Benoît Paire : un mental qui ne rassure pas

Alors qu’il semblait avoir retrouvé une force mentale depuis le début du Tournoi de tennis de Paris‐Bercy, le tennisman Benoît Paire s’est fait battre mercredi 30 octobre par Gaël Monfils (6–4, 7–6), en montrant des signes de fragilité.

Son cri du coeur en plein match début octobre avait été un craquage de plus. Alors à Shanghai, en pleine tournée asiatique, Benoît Paire s’effondrait : «J’ai envie de rentrer chez moi ! Libérez‐moi ! J’en peux plus d’être ici !» Le 23e français au classement ATP sortait d’un début de saison canon, avec des titres à Marrakech et à Lyon, ainsi qu’un huitième de finale à Roland Garros. Mais fragile mentalement depuis toujours, l’Avignonnais retombait dans ses travers, avant de mettre un terme à une tournée de trois semaines catastrophiques, marquée par la maladie et l’insomnie.

La scène était presque effacée. La plaie presque rebouchée. Qualifié de manière inespérée pour les 16e de finale du Masters 1000 de Paris Bercy, Benoît Paire semblait revivre. Mais il s’est fait éliminer mercredi 30 octobre par Gaël Monfils (6–4, 7–6), 13e et meilleur Français au classement. Habitué des craquages depuis le début de sa carrière (et de dizaine de raquettes cassées en plein match), ses sautes d’humeur lui ont de nouveau joué des tours, alors qu’il avait démarré la partie tout en sérénité.
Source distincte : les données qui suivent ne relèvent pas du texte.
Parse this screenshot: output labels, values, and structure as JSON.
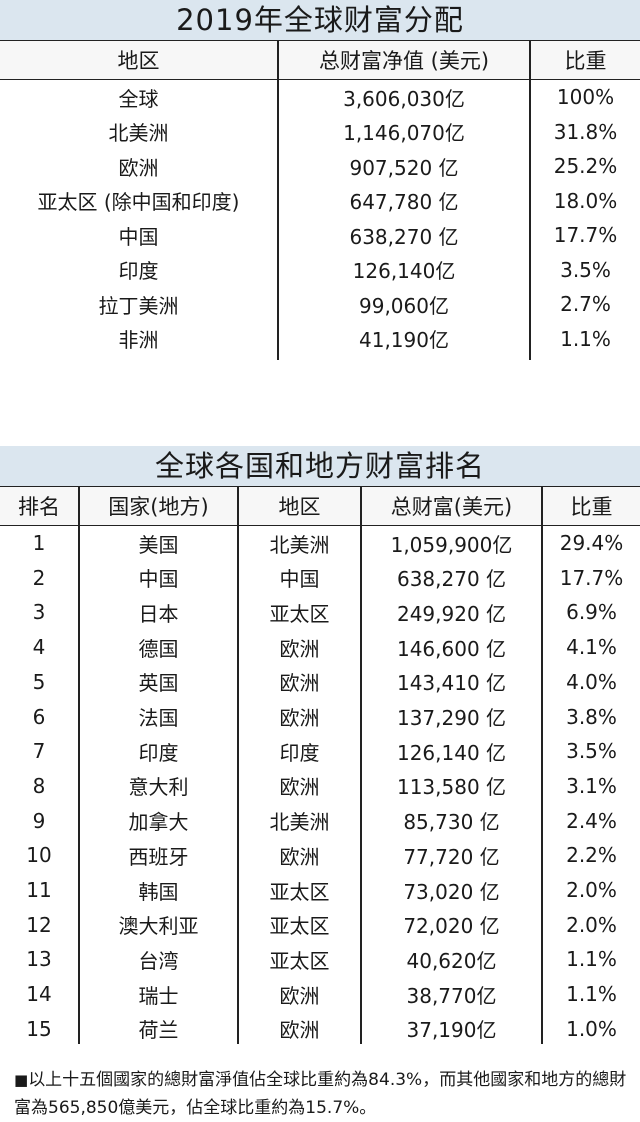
{
  "table1": {
    "title": "2019年全球财富分配",
    "headers": [
      "地区",
      "总财富净值 (美元)",
      "比重"
    ],
    "rows": [
      [
        "全球",
        "3,606,030亿",
        "100%"
      ],
      [
        "北美洲",
        "1,146,070亿",
        "31.8%"
      ],
      [
        "欧洲",
        "907,520 亿",
        "25.2%"
      ],
      [
        "亚太区 (除中国和印度)",
        "647,780 亿",
        "18.0%"
      ],
      [
        "中国",
        "638,270 亿",
        "17.7%"
      ],
      [
        "印度",
        "126,140亿",
        "3.5%"
      ],
      [
        "拉丁美洲",
        "99,060亿",
        "2.7%"
      ],
      [
        "非洲",
        "41,190亿",
        "1.1%"
      ]
    ]
  },
  "table2": {
    "title": "全球各国和地方财富排名",
    "headers": [
      "排名",
      "国家(地方)",
      "地区",
      "总财富(美元)",
      "比重"
    ],
    "rows": [
      [
        "1",
        "美国",
        "北美洲",
        "1,059,900亿",
        "29.4%"
      ],
      [
        "2",
        "中国",
        "中国",
        "638,270 亿",
        "17.7%"
      ],
      [
        "3",
        "日本",
        "亚太区",
        "249,920 亿",
        "6.9%"
      ],
      [
        "4",
        "德国",
        "欧洲",
        "146,600 亿",
        "4.1%"
      ],
      [
        "5",
        "英国",
        "欧洲",
        "143,410 亿",
        "4.0%"
      ],
      [
        "6",
        "法国",
        "欧洲",
        "137,290 亿",
        "3.8%"
      ],
      [
        "7",
        "印度",
        "印度",
        "126,140 亿",
        "3.5%"
      ],
      [
        "8",
        "意大利",
        "欧洲",
        "113,580 亿",
        "3.1%"
      ],
      [
        "9",
        "加拿大",
        "北美洲",
        "85,730 亿",
        "2.4%"
      ],
      [
        "10",
        "西班牙",
        "欧洲",
        "77,720 亿",
        "2.2%"
      ],
      [
        "11",
        "韩国",
        "亚太区",
        "73,020 亿",
        "2.0%"
      ],
      [
        "12",
        "澳大利亚",
        "亚太区",
        "72,020 亿",
        "2.0%"
      ],
      [
        "13",
        "台湾",
        "亚太区",
        "40,620亿",
        "1.1%"
      ],
      [
        "14",
        "瑞士",
        "欧洲",
        "38,770亿",
        "1.1%"
      ],
      [
        "15",
        "荷兰",
        "欧洲",
        "37,190亿",
        "1.0%"
      ]
    ]
  },
  "footnote": {
    "bullet": "■",
    "text": "以上十五個國家的總財富淨值佔全球比重約為84.3%，而其他國家和地方的總財富為565,850億美元，佔全球比重約為15.7%。"
  }
}
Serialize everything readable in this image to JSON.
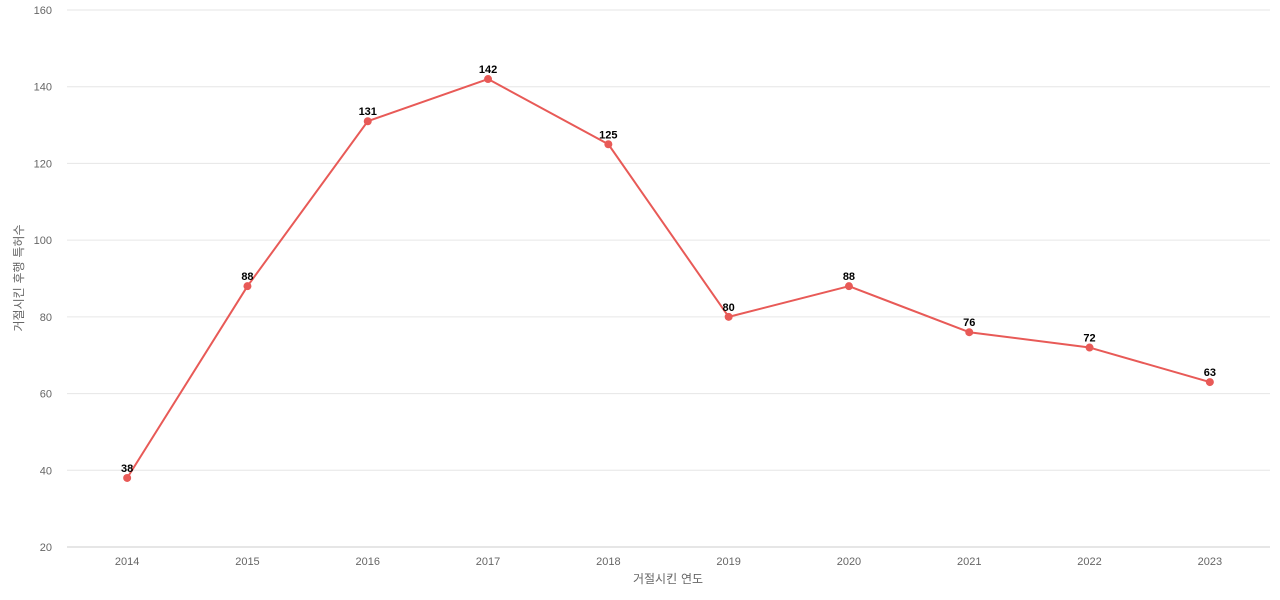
{
  "chart_data": {
    "type": "line",
    "title": "",
    "xlabel": "거절시킨 연도",
    "ylabel": "거절시킨 후행 특허수",
    "categories": [
      "2014",
      "2015",
      "2016",
      "2017",
      "2018",
      "2019",
      "2020",
      "2021",
      "2022",
      "2023"
    ],
    "series": [
      {
        "values": [
          38,
          88,
          131,
          142,
          125,
          80,
          88,
          76,
          72,
          63
        ]
      }
    ],
    "ylim": [
      20,
      160
    ],
    "yticks": [
      20,
      40,
      60,
      80,
      100,
      120,
      140,
      160
    ],
    "grid": true,
    "legend": "none",
    "data_labels": true,
    "colors": {
      "line": "#e85a57",
      "grid": "#e6e6e6",
      "label": "#000000"
    }
  }
}
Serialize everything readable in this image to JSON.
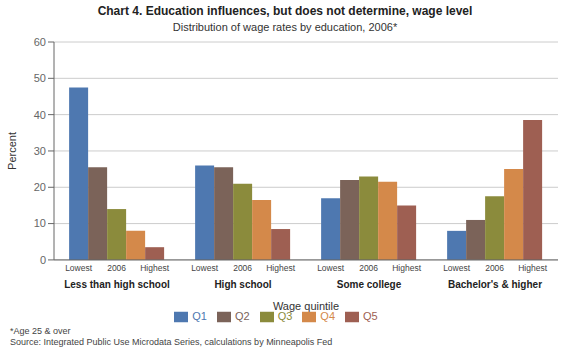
{
  "chart_data": {
    "type": "bar",
    "title": "Chart 4. Education influences, but does not determine, wage level",
    "subtitle": "Distribution of wage rates by education, 2006*",
    "x_label": "Wage quintile",
    "y_label": "Percent",
    "footnote": "*Age 25 & over\nSource: Integrated Public Use Microdata Series, calculations by Minneapolis Fed",
    "categories": [
      "Less than high school",
      "High school",
      "Some college",
      "Bachelor's & higher"
    ],
    "series": [
      {
        "name": "Q1",
        "color": "#4e78b0",
        "values": [
          47.5,
          26.0,
          17.0,
          8.0
        ]
      },
      {
        "name": "Q2",
        "color": "#7b6359",
        "values": [
          25.5,
          25.5,
          22.0,
          11.0
        ]
      },
      {
        "name": "Q3",
        "color": "#8b8b3c",
        "values": [
          14.0,
          21.0,
          23.0,
          17.5
        ]
      },
      {
        "name": "Q4",
        "color": "#d4894a",
        "values": [
          8.0,
          16.5,
          21.5,
          25.0
        ]
      },
      {
        "name": "Q5",
        "color": "#9e5f52",
        "values": [
          3.5,
          8.5,
          15.0,
          38.5
        ]
      }
    ],
    "annotations": [
      {
        "series": "Q1",
        "text": "Lowest"
      },
      {
        "series": "Q3",
        "text": "2006"
      },
      {
        "series": "Q5",
        "text": "Highest"
      }
    ],
    "ylim": [
      0,
      60
    ],
    "yticks": [
      0,
      10,
      20,
      30,
      40,
      50,
      60
    ],
    "grid": true,
    "legend": "bottom"
  }
}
« Ce n’est pas toujours simple d’être sur un court »

La première saillie est arrivée alors qu’il était mené un set à zéro. Après une balle propulsée dans le filet, sa raquette avait failli valser. Paire commençait alors à marmonner dans sa barbe, à vociférer auprès de l’arbitre, et à taper sa raquette contre ses chaussures.

Il semblait ensuite perdre le fil du match, jusqu’à tenter un smash de fanfaron à 4–3 dans le deuxième set, faisait même réagir Monfils, tout sourire auprès de l’entraîneur de son adversaire.

Après avoir frappé plusieurs fois la balle de façon acrobatique, Benoît Paire laissait filer le match dans le jeu décisif : il terminait sur une vingt‐septième faute directe. Gaël Monfils, lui, n’en a commis que onze.

« J’ai la sensation d’avoir pu faire mieux, décrivait Benoît Paire en conférence de presse. J’ai loupé des balles quand il ne fallait pas. C’est la deuxième meilleure saison de ma carrière, mais il ne faut pas oublier que ce n’est pas toujours simple d’être sur un court de tennis.»

En sortant du terrain de Bercy, Benoît Paire a tout de même réussi à communier avec un public qui l’a souvent sifflé. « J’aurais tout de même voulu plus m’enflammer avec », finissait par sourire Paire.